Mobile County, Alabama Case Study
Mobile County, Alabama, had been “stuck” on education reform for years.
In 1954, after the Supreme Court’s landmark decision of Brown vs. Board of Education of Topeka, Kansas, the Mobile school board released a statement that said, “It must be recognized that integration is not acceptable to the major portion of our people … The traditions of two centuries can be altered by degrees only.” This polarization persisted for decades. Some whites framed the school problems as the unwillingness of blacks to improve their lives. Some blacks saw whites as finding creative new ways to impose segregation.
The community’s inability to come together and support schools was taking its toll. By 1987, Alabama ranked 51st in the nation in education spending per person. To help alleviate the funding crunch, in 1988 the Mobile Chamber of Commerce spent hundreds of thousands of dollars campaigning for a local school levy. It failed, and it failed again in 1992 and 1999.
The school system in Mobile – Alabama’s largest with 100 schools and nearly 60,000 students – was struggling with low reading proficiency, low graduation rates, inequity between urban and rural schools, and other issues.
Today, Mobile County’s education system continues to face challenges, but the community has come together after years of the persistent efforts of the Mobile Area Education Foundation and other reform groups and growing out of a Reconnecting Communities and Schools Initiative The Harwood Institute led with the foundation in the early 2000s.
The results represent a stark contrast to where the community had been for so many years:
- In 2001, 27 out of 100 schools in the district were meeting state standards. By 2005, 85 out of 100 were meeting or exceeding state standards
- In 2011, 9 out of 13 Alabama schools awarded the Torchbearer award for highest performing, high poverty schools in the state came from Mobile
- Scores for 3rd grade-level reading are up.

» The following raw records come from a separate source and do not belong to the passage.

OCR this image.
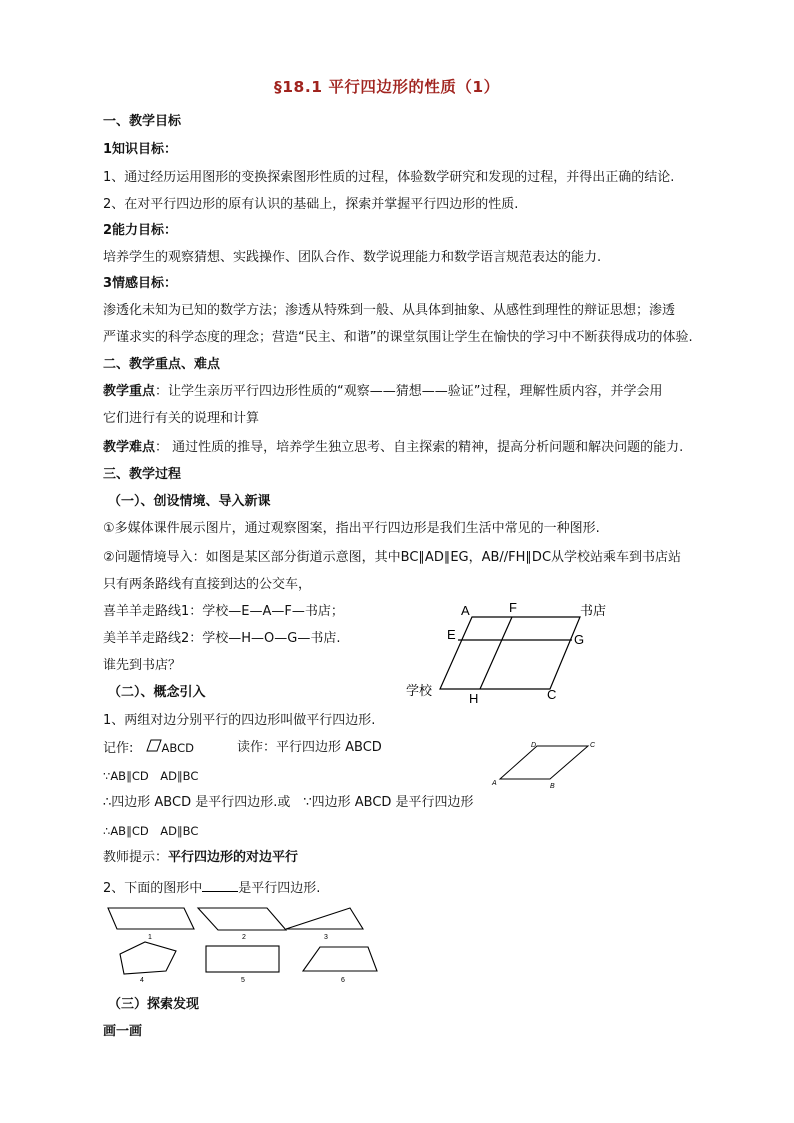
§18.1 平行四边形的性质（1）
一、教学目标
1知识目标：
1、通过经历运用图形的变换探索图形性质的过程，体验数学研究和发现的过程，并得出正确的结论.
2、在对平行四边形的原有认识的基础上，探索并掌握平行四边形的性质.
2能力目标：
培养学生的观察猜想、实践操作、团队合作、数学说理能力和数学语言规范表达的能力.
3情感目标：
渗透化未知为已知的数学方法；渗透从特殊到一般、从具体到抽象、从感性到理性的辩证思想；渗透
严谨求实的科学态度的理念；营造“民主、和谐”的课堂氛围让学生在愉快的学习中不断获得成功的体验.
二、教学重点、难点
教学重点：让学生亲历平行四边形性质的“观察——猜想——验证”过程，理解性质内容，并学会用
它们进行有关的说理和计算
教学难点： 通过性质的推导，培养学生独立思考、自主探索的精神，提高分析问题和解决问题的能力.
三、教学过程
（一）、创设情境、导入新课
①多媒体课件展示图片，通过观察图案，指出平行四边形是我们生活中常见的一种图形.
②问题情境导入：如图是某区部分街道示意图，其中BC∥AD∥EG，AB//FH∥DC从学校站乘车到书店站
只有两条路线有直接到达的公交车，
喜羊羊走路线1：学校—E—A—F—书店；
美羊羊走路线2：学校—H—O—G—书店.
谁先到书店？
A	F	书店
E	G
学校	H	C
（二）、概念引入
1、两组对边分别平行的四边形叫做平行四边形.
记作: ABCD	读作：平行四边形 ABCD
∵AB∥CD　AD∥BC
A	B
C
D
∴四边形 ABCD 是平行四边形.或　∵四边形 ABCD 是平行四边形
∴AB∥CD　AD∥BC
教师提示：平行四边形的对边平行
2、下面的图形中	是平行四边形.
1	2	3
4	5	6
（三）探索发现
画一画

- A levy passed for the first time in 41 years in 2001. Ten years later, the county voted to continue funding for yet another 10 years, this time with 87 percent of the vote.
- The school board created teacher incentives to encourage highly skilled, experienced teachers to teach in low performing schools.
How did this change happen? Around 2000, the Mobile Area Education Foundation reached out to The Harwood Institute. According to Foundation President Carolyn Akers, they needed to “change the conversation,” in the county.
The Institute partnered with the Foundation to bring its Reconnecting Communities and Schools Initiative to Mobile County. The initiative was based on the idea that the entire community must take ownership of educating children for the community to move forward. The foundation and a local steering committee engaged the community using the Institute’s approach, which focuses on finding common ground to act on people’s shared aspirations. It began with these simple questions:
- What kind of community do we want?
- What kind of schools do we need in order to get the kind of community we want?
The foundation branded this local effort the “Yes We Can” campaign to engage people across the county. What surprised them most was that white rural parts of the county felt just as neglected as much of the black community. People felt left out and left behind. Through this process though, more and more people became interested in what was happening around education.
In 2001, the governor sought balance the state budget by cutting education. Mobile would take a hard hit. The cuts would mean layoffs of 300 teachers, a seven-week delay in the start of the school year and an end to all extracurricular activities, including football.
The foundation called for a march downtown to protest the cuts. Fearing no one would show up, 10,000 people did.
The county once again tried to pass a levy to offset the cuts. This time, it passed – the first in 41 years. Momentum was clearly shifting.
As a result the foundation sped up their work with the Institute – holding even more conversations – which produced a Community Agreement on the kinds of community and schools people wanted. This agreement formed the basis for a whole series of reforms the foundation and its partners advanced, including programs to get more students interested in science and math and innovative proposals to turn around failing schools.
These wins are rooted in the shared aspirations of people across the community who have been engaged and have become champions for education. Mobile County, once stuck from years of cynicism, mistrust and the legacy of Jim Crow, has turned a corner.